Lots of blame for the Gulf mess, including the person in the mirror

While British Petroleum and federal regulators are certainly at fault for the oil disaster in the Gulf of Mexico, writes David Sirota, every American who uses oil — which is to say, every American — is incriminated in this ecological holocaust. There are things we can do to help.

Syndicated columnist

For those who are not (yet) heartless cynics or emotionless Ayn Rand acolytes, the now-famous photographs of sludge-soaked pelicans on the Gulf Coast are painful to behold. It's those hollow pupils peeking out of the brown death, screaming in silence. They are an avian version of the eyes of T.J. Eckleburg that F. Scott Fitzgerald once wrote about — and they implicate us all.

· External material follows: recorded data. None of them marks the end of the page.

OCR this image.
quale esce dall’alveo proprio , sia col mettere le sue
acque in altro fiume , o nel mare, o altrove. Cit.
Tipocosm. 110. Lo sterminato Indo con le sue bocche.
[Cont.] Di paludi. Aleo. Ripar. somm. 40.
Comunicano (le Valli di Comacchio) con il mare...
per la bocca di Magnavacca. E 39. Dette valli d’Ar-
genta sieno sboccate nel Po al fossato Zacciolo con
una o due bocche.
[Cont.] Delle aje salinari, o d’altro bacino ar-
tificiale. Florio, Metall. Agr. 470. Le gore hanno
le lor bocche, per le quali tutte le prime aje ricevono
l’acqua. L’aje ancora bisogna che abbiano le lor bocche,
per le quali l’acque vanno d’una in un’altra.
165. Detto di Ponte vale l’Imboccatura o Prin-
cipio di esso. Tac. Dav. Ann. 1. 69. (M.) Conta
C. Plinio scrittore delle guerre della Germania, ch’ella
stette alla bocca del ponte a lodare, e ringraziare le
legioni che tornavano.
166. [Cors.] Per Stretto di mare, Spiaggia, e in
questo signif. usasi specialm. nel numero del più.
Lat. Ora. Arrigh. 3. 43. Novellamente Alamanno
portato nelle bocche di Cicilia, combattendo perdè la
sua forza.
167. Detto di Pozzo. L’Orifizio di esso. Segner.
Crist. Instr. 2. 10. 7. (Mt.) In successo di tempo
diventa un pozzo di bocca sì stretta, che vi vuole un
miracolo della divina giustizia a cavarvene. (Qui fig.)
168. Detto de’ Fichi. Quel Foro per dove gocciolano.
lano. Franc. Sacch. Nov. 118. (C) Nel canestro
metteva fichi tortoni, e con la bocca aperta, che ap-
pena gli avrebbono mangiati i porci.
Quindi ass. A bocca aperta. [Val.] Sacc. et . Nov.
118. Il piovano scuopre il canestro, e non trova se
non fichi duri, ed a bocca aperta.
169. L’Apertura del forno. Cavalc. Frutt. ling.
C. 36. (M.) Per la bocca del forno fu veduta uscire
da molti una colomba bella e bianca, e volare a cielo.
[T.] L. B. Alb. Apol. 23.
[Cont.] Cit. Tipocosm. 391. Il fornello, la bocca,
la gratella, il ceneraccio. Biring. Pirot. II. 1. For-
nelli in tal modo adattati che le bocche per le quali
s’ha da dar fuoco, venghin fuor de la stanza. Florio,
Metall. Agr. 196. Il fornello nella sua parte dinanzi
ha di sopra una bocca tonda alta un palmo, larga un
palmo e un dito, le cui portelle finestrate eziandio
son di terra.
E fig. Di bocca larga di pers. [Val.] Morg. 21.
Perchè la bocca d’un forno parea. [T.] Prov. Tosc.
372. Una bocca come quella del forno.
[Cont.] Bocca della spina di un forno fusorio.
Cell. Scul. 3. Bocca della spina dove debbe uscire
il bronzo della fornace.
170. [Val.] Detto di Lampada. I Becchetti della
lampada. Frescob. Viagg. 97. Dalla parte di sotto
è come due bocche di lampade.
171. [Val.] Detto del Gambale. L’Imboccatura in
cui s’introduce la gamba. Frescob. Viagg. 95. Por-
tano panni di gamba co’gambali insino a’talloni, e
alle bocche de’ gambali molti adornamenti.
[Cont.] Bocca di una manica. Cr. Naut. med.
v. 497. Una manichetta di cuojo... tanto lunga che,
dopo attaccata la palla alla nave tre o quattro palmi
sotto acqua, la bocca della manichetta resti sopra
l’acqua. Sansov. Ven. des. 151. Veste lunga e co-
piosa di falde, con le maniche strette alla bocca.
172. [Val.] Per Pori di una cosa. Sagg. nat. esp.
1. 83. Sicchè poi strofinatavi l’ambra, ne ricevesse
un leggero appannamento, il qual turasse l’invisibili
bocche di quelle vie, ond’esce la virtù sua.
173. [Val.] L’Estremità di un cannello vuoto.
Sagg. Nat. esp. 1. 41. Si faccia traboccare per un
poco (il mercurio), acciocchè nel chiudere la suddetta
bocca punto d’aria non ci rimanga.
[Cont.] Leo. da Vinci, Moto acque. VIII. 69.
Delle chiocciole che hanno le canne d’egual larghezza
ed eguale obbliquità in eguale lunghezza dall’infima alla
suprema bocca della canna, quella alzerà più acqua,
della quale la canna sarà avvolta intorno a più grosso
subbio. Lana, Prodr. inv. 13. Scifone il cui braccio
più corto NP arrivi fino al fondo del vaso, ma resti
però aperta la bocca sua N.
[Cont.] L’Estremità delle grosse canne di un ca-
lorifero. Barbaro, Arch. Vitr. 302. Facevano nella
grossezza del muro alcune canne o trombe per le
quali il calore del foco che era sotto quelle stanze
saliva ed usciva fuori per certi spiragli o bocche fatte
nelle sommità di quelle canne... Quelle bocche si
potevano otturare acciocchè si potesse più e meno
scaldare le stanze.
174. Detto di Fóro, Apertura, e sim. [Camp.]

As President Obama correctly stated: "Easily accessible oil has already been sucked up out of the ground" — and drilling companies must now use ever-riskier techniques to find the oil we demand. While British Petroleum and federal regulators are certainly at fault for their reckless behavior, every American who uses oil — which is to say, every American — is incriminated in this ecological holocaust.

If we accept that culpability — a big "if" in this accountability-shirking society — we can start considering how to reduce our oil addiction so as to prevent such holocausts in the future. And when pondering that challenge, we must avoid focusing exclusively on legislation. As Colin Beavan argues in his tome "No Impact Man," green statutes are important, but not enough. Those oil-poisoned birds, choking to death on our energy gluttony, implore us to also take individual action.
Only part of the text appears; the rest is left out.